Consider a thin layer of water at some specific height. Ignoring its thickness, it is just the intersection of a plane with a rotational paraboloid, which happens to always be a circular disk (i.e., not only with planes perpendicular to the rotational axis!). The centre of gravity of this thin water disk is at the centre of the circle, i.e., the midpoint of the line segment in the above cross section image. For the example layer in my picture as well as for any sufficiently high layer, it is clear that this cog is to the left of the point where the cup touches the table. This would tend to amplify the toppling and so the cup will topple over completely and spill out all the water - what a mess! But perhaps this is not the case for very low layers? And perhaps with only a little bit of water, there is actually a chance that there is more water to the right, thus making the vertical position a stable equilibrum?

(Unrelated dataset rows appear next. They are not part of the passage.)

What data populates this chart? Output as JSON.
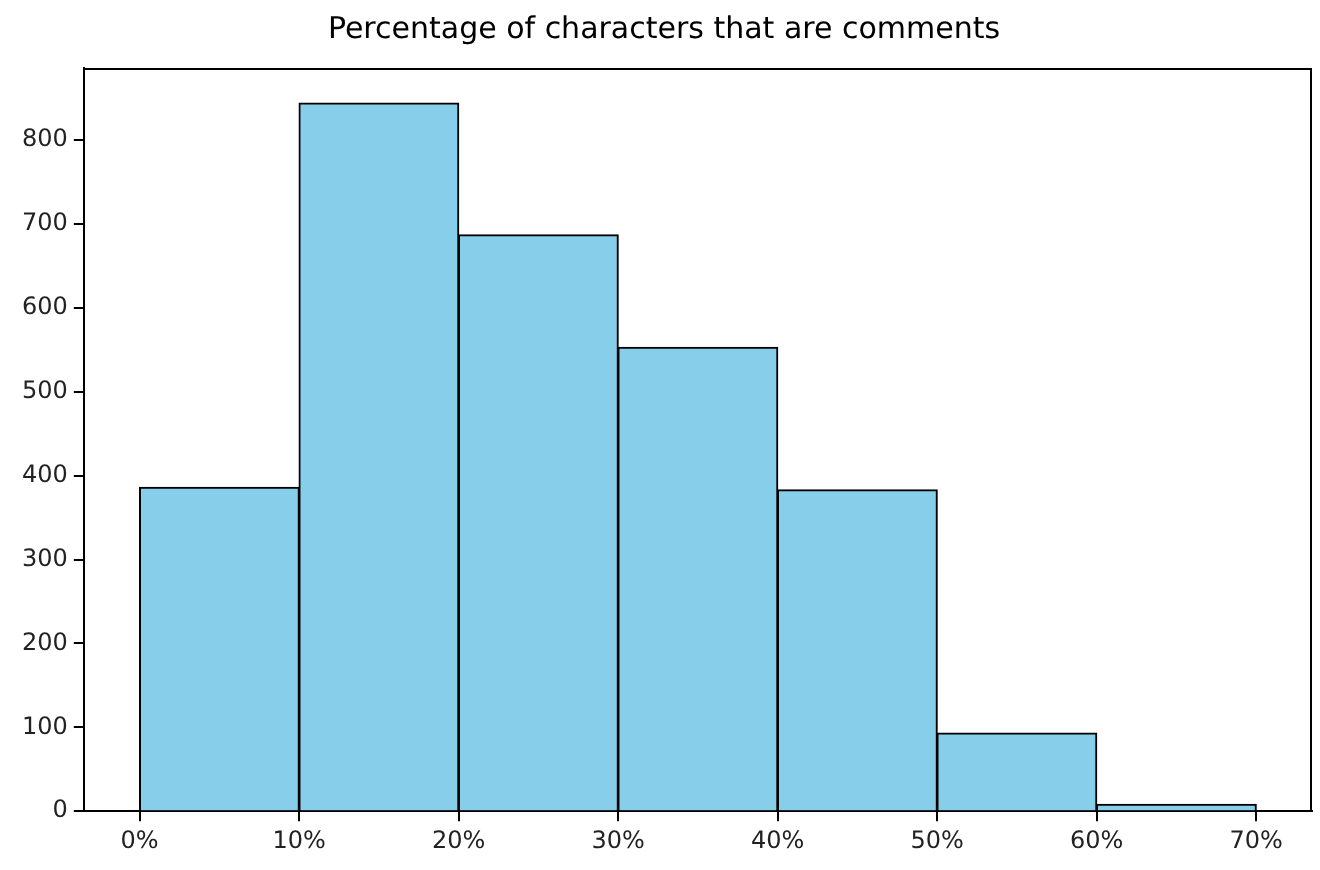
{
  "chart_data": {
    "type": "histogram",
    "title": "Percentage of characters that are comments",
    "bins": [
      0,
      10,
      20,
      30,
      40,
      50,
      60,
      70
    ],
    "values": [
      386,
      844,
      687,
      553,
      383,
      93,
      8
    ],
    "color": "#87ceeb",
    "xlim": [
      -3.5,
      73.5
    ],
    "xticks": [
      {
        "value": 0,
        "label": "0%"
      },
      {
        "value": 10,
        "label": "10%"
      },
      {
        "value": 20,
        "label": "20%"
      },
      {
        "value": 30,
        "label": "30%"
      },
      {
        "value": 40,
        "label": "40%"
      },
      {
        "value": 50,
        "label": "50%"
      },
      {
        "value": 60,
        "label": "60%"
      },
      {
        "value": 70,
        "label": "70%"
      }
    ],
    "ylim": [
      0,
      886
    ],
    "yticks": [
      0,
      100,
      200,
      300,
      400,
      500,
      600,
      700,
      800
    ],
    "grid": false,
    "legend": false
  }
}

To compute this, tilt your head that the parabola looks upright again, $$y=x^2,$$ and the tangent table is skew instead. To make it touch at $(a,a^2)$, we write the tangent as $$ y=2ax-a^2.$$ For $h>0$, where does the secant $$ y=2ax-a^2+h$$ intersect the parabola? Of course, the $x$-coordinates are the roots of $$ x^2-2ax+a^2-h, $$ which are $$a\pm\sqrt{\cdots},$$ i.e., their midpoints is at $$(a,a+h),$$ i.e. on the line through the touch point and parallel to the axis of symmetry. Back to our image above, this means that the cog of every layer of water is to the left of the touch point. The equilibrum is instable.